Pas op, dat je niet zozeer naar reinheid streeft, dat je niet meer inziet dat je een zondaar bent. Denk eraan: Christus woont alleen maar bij zondaren. Daarom is Hij uit de hemel – waar Hij tussen rechtvaardigen woonde – afgedaald om te wonen bij zondaren.
Die liefde moet je doorgronden, dan zul je de beste troost ontvangen. Als wij door onze eigen inspanningen een gerust geweten moeten verwerven, waarvoor is Hij dan de dood ingegaan? Daarom zul je nergens anders dan in Hem, door een gelovige wanhoop aan jezelf en jouw inspanningen, de vrede vinden.

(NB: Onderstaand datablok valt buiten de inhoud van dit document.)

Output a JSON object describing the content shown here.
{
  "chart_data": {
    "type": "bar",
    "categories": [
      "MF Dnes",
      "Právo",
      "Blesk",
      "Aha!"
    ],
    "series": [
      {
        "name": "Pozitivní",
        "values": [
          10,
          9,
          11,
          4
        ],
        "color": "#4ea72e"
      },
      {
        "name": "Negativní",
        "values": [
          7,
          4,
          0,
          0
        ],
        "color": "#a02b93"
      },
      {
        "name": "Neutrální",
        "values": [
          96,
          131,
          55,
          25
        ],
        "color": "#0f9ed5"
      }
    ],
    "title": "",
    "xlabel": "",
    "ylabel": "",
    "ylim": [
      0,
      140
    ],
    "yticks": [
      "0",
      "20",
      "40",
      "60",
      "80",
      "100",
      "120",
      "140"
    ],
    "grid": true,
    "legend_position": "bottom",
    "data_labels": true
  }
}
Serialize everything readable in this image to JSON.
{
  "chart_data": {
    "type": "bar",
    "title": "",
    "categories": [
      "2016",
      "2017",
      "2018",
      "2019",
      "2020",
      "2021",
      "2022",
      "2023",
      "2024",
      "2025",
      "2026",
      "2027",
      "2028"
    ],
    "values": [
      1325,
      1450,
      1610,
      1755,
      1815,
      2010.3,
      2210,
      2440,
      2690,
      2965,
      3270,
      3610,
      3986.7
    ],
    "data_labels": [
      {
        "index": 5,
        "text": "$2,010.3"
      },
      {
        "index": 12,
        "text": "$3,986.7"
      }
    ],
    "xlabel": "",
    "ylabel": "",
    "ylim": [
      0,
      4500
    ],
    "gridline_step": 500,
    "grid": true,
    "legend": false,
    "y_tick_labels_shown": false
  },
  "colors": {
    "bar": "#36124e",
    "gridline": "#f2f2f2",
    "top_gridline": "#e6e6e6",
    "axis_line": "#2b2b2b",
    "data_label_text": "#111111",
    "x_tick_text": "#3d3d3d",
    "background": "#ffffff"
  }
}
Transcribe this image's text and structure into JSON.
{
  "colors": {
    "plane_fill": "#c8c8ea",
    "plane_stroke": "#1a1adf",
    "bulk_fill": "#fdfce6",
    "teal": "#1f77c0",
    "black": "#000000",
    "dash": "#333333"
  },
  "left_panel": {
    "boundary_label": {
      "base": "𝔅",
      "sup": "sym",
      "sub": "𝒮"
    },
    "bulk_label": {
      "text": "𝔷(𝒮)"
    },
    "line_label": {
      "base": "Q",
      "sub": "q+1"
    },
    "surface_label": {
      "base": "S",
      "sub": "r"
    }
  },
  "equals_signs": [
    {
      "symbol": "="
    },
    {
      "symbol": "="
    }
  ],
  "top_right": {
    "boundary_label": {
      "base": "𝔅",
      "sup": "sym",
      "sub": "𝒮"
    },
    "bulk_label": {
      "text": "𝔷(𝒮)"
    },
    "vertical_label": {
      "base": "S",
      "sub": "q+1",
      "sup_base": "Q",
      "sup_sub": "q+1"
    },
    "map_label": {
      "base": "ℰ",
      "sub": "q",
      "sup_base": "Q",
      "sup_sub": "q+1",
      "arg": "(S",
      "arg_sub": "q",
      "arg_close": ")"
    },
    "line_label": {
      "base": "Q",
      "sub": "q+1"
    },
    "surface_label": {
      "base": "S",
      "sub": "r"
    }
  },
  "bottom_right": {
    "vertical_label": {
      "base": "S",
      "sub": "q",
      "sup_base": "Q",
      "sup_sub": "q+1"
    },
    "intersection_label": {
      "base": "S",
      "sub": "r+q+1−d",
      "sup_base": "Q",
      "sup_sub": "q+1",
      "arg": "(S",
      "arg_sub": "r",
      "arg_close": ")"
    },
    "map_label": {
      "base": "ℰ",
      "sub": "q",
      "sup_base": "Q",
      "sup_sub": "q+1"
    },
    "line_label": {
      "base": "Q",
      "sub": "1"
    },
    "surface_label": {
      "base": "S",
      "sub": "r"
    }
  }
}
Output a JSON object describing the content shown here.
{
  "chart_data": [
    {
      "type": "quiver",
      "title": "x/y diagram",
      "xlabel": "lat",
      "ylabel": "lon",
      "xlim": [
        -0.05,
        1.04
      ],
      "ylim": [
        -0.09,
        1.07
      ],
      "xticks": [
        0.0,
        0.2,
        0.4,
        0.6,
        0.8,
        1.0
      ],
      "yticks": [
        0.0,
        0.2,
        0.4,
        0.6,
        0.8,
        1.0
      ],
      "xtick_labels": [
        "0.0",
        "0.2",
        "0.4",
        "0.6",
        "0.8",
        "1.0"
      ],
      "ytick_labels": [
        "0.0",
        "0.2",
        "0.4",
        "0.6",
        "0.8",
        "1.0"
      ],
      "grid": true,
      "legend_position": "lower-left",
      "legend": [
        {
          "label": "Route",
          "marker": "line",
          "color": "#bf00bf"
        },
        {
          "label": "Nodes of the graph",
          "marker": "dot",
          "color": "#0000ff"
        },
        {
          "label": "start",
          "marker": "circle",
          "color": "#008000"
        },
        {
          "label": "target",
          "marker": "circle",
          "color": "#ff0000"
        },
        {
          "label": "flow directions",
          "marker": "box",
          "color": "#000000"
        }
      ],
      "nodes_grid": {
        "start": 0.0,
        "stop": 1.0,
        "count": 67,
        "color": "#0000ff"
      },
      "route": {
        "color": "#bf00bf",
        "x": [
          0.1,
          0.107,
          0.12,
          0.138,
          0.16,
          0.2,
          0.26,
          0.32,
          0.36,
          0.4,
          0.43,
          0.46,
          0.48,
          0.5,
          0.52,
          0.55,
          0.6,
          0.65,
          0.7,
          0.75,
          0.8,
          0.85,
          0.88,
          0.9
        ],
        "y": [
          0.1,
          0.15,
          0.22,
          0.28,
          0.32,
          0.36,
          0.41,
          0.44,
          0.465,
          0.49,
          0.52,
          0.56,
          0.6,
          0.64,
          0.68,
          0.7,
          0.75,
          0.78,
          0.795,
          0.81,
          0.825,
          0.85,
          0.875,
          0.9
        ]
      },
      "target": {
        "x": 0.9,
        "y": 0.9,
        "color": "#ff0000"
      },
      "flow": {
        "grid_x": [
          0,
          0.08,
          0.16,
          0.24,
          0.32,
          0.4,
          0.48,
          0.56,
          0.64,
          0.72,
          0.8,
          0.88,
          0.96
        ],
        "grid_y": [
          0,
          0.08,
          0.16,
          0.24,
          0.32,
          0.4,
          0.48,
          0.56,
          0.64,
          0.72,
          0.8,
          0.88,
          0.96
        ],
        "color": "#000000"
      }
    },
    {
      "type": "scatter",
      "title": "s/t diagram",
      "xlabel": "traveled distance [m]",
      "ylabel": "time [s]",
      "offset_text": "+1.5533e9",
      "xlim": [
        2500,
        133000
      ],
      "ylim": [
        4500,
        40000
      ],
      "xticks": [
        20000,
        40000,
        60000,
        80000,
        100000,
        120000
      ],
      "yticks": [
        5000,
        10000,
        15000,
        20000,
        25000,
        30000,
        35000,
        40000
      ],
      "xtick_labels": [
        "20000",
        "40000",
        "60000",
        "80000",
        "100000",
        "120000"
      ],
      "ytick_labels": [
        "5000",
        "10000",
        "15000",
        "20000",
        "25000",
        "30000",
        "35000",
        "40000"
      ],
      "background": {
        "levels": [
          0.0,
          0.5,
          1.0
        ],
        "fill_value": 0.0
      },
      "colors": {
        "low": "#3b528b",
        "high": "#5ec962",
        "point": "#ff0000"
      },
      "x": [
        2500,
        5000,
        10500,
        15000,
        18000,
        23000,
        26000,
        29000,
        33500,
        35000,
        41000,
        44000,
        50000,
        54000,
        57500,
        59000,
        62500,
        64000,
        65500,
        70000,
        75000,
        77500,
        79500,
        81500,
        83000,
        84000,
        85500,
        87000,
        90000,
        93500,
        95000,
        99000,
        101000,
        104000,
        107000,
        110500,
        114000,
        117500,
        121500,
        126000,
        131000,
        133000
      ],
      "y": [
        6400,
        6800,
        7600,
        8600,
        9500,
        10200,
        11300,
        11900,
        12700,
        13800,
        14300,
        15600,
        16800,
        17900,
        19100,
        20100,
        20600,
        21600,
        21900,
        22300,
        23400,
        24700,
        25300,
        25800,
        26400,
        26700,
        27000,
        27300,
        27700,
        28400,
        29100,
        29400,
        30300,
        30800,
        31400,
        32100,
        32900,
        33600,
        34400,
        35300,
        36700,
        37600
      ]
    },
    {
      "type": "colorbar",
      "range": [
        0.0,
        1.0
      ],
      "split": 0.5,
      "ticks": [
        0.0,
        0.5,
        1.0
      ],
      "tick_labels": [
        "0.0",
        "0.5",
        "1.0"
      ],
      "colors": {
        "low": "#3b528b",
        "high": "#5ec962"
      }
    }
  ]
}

Zoals Hij je zelf heeft opgevangen en je zonde tot de Zijne heeft gemaakt, zo heeft Hij ook Zijn gerechtigheid tot de jouwe gemaakt.’
In deze brief horen we eigenlijk al de hele theologie van Luther weerklinken. De 95 stellingen zijn in aantocht, ze komen anderhalf jaar later.
Bevrijding
We zijn vijfhonderd jaar verder. Maar wie Luther leest, merkt onmiddellijk dat de vreugde ervan afspat. Luther heeft een ontdekking gedaan die hem bevrijdt van de zonde, de angst, de dood en de hel. Hij is gegrepen, verrukt over Gods genade. Zijn grote ontdekking is: de gerechtigheid van God staat niet oordelend tegenover mij, ik krijg in het geloof juist déél aan die gerechtigheid. Het is immers Christus die de gerechtigheid van God aan het kruis heeft verworven, mij ten goede, zonder enige bijdrage van mijn kant. De rechtvaardiging van de goddeloze bevrijdt mij van de krampachtige poging om mijn leven acceptabel te maken voor God. De radicale omslag is: ik ben slechts ontvangend. Ik ontvang waar ik geen recht op heb: vrijspraak. Nu weet ik mij een kind van God.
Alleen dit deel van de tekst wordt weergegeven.